Cooking with Kids
Every caregiver is forced to master the art of multitasking. Cooking with kids is a great way to make an everyday activity fun. Still, involving your child in the kitchen can be a bit tricky as it can get pretty messy and of course, some kitchen jobs are not safe for a little one. Here are some tips for safe and fun ways to involve your child in the kitchen.
1) Only give your child tasks you are willing to let them do at their own age-appropriate level. For example, if you ask them to mix a bowl of ingredients together, accept that they may leave chunks and don’t criticize. Tell them what they are doing right and then suggest how they might do it even better.
2) If the work you have to do is not good for outsourcing to a kiddo, you can improvise some invented tasks so that your child feeds helpful and involved, even if the task is not directly relevant to the meal prep. For example, give them shredded cheese and tell them it needs to be divided into two bowls. One of my favorites was taking a can of mixed nuts and asking my son to sort them by type. He loved it!
3) Typical activities you can let your child do: pouring, mixing ingredients, cracking eggs, rolling dough with a rolling pin. Since cracking eggs can be tricky, you can have them crack the eggs into a separate bowl and then remove any broken shell from the eggs before adding to the rest of your recipe.
Cooking is a Teaching Opportunity!
Its easy to demonstrate math concepts like addition, subtraction and counting in the kitchen. You can also teach them about how their food is grown and where it comes from. You can teach them about nutrition and a healthy diet.
Kitchen Safety
1) Use back burners (as opposed to front burners) to keep the heat out of your child’s reach.
2) Keep dangerous objects like your knives and cheese graters away from the edge of counters.
Helpful items to have:
1) Aprons – easy wash, full coverage aprons can save your child’s outfit if that is a concern. Of course, when my son helps me in the kitchen, its usually at dinner and right before bedtime, so its not really an issue.
2) Protective floor mats – Save yourself some effort, by placing a floor mat under your child’s work area.
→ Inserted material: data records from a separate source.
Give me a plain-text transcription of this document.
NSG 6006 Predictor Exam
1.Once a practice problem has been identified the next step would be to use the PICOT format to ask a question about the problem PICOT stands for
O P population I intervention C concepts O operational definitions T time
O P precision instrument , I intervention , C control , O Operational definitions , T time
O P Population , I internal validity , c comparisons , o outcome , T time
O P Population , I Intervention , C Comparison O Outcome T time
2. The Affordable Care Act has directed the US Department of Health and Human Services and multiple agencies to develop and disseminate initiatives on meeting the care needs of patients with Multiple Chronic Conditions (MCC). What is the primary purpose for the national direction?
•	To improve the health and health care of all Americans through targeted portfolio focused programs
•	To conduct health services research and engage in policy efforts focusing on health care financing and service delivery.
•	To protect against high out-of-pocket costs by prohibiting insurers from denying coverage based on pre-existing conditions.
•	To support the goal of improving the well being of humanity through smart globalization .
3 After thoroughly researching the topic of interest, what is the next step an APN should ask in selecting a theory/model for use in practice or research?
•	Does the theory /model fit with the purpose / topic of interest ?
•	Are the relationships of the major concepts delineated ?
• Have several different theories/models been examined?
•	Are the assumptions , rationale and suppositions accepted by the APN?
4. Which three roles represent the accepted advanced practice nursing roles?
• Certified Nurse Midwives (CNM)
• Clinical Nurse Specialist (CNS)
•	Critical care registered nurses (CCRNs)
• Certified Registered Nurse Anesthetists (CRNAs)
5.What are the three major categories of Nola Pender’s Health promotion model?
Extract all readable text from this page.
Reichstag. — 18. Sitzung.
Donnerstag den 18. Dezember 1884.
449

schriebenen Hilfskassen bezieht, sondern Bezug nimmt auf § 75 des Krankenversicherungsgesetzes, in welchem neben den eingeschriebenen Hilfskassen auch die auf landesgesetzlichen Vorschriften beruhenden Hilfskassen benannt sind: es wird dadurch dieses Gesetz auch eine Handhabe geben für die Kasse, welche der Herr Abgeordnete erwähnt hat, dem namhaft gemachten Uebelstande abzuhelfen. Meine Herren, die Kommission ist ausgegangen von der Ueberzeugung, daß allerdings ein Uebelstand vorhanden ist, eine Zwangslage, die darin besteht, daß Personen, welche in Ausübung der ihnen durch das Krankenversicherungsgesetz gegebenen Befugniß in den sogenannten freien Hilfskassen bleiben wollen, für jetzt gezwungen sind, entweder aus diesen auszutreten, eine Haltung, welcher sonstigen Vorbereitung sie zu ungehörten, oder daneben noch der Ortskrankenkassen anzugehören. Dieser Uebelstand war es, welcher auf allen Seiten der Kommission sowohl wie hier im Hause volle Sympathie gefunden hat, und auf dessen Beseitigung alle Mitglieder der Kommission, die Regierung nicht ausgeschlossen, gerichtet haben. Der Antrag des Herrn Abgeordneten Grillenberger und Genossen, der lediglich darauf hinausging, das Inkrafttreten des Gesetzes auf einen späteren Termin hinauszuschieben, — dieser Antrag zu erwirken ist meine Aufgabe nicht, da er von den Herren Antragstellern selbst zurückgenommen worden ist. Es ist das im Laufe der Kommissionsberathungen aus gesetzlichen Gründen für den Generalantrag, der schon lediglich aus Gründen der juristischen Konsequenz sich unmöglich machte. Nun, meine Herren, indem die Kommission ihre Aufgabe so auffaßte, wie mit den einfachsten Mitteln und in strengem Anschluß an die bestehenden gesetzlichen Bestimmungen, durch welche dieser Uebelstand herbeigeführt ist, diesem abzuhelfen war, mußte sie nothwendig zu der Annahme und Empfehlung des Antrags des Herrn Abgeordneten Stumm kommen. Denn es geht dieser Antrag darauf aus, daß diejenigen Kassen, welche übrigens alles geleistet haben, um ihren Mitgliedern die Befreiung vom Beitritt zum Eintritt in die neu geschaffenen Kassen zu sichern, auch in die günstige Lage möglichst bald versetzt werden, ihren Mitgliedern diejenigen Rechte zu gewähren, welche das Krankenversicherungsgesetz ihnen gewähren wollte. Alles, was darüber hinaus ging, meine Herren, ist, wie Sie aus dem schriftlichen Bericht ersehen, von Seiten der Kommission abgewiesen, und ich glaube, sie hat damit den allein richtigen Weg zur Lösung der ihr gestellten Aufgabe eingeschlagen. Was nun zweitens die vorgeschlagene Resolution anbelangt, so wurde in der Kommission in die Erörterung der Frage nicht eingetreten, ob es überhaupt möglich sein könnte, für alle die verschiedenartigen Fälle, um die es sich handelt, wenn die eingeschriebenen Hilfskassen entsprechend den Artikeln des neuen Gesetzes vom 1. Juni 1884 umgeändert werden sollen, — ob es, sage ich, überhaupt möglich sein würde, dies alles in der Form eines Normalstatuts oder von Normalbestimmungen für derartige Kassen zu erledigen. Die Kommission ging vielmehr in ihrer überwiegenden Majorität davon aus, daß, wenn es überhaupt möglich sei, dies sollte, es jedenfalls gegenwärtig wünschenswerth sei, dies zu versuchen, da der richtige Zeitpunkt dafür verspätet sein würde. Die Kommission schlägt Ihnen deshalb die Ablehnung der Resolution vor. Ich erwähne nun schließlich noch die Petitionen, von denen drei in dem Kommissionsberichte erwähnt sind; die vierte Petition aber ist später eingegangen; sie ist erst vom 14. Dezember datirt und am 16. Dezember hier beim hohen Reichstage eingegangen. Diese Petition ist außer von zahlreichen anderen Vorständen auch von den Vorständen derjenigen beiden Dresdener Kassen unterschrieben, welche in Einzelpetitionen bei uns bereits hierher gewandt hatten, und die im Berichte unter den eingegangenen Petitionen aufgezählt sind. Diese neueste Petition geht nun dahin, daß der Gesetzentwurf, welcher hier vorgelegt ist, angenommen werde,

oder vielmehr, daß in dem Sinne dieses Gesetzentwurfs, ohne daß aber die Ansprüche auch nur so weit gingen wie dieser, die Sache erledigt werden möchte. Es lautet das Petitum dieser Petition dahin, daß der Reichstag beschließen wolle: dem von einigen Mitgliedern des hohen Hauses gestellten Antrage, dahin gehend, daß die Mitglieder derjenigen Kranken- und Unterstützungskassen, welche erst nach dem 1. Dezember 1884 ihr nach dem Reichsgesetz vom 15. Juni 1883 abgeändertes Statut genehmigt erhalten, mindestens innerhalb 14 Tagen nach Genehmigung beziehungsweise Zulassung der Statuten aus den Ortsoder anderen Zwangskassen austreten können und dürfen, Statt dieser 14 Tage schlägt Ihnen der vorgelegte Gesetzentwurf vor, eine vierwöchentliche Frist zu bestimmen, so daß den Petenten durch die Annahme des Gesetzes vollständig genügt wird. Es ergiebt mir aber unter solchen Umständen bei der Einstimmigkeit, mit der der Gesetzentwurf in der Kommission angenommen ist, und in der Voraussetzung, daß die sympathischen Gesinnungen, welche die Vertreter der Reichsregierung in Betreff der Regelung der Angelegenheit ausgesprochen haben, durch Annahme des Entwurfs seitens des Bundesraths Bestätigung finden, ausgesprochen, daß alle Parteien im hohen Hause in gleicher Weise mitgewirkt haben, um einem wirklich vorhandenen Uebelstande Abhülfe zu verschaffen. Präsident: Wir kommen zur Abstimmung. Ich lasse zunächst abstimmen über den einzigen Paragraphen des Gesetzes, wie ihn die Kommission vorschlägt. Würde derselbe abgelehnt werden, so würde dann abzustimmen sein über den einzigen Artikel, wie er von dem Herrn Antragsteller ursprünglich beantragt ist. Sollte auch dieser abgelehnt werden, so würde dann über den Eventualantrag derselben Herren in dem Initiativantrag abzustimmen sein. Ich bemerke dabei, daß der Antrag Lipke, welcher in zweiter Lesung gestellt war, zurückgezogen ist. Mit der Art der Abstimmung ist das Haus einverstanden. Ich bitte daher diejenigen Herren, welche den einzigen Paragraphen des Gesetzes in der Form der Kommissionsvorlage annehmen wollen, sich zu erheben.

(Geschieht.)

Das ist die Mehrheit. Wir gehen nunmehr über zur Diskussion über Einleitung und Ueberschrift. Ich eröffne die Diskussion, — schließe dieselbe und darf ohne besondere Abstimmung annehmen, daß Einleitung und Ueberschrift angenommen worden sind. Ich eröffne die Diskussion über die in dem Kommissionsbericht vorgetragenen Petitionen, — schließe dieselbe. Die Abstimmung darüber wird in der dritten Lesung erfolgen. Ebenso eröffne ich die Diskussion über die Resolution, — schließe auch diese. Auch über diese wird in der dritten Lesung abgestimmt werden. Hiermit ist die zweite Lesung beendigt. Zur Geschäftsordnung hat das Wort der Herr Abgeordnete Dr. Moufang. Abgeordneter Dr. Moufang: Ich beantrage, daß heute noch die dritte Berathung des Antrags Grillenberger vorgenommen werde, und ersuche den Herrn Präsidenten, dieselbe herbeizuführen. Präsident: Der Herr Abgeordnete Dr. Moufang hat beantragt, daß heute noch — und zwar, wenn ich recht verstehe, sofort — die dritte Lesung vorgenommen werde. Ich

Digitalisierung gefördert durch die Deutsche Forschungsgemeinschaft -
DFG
3) Metal, as opposed to glass bowls, so if there is a spill, there is no breakage.
5) A step stool.
4) A relaxed attitude.
Involving your child in the kitchen provides you both with quality time and builds the child’s self esteem. It also helps your child understand the work involved in what would otherwise be food that was simply placed before them to eat. Be sure to have your kiddo help with clean up. Lastly, brag to others in front of them about their helpfulness in the kitchen.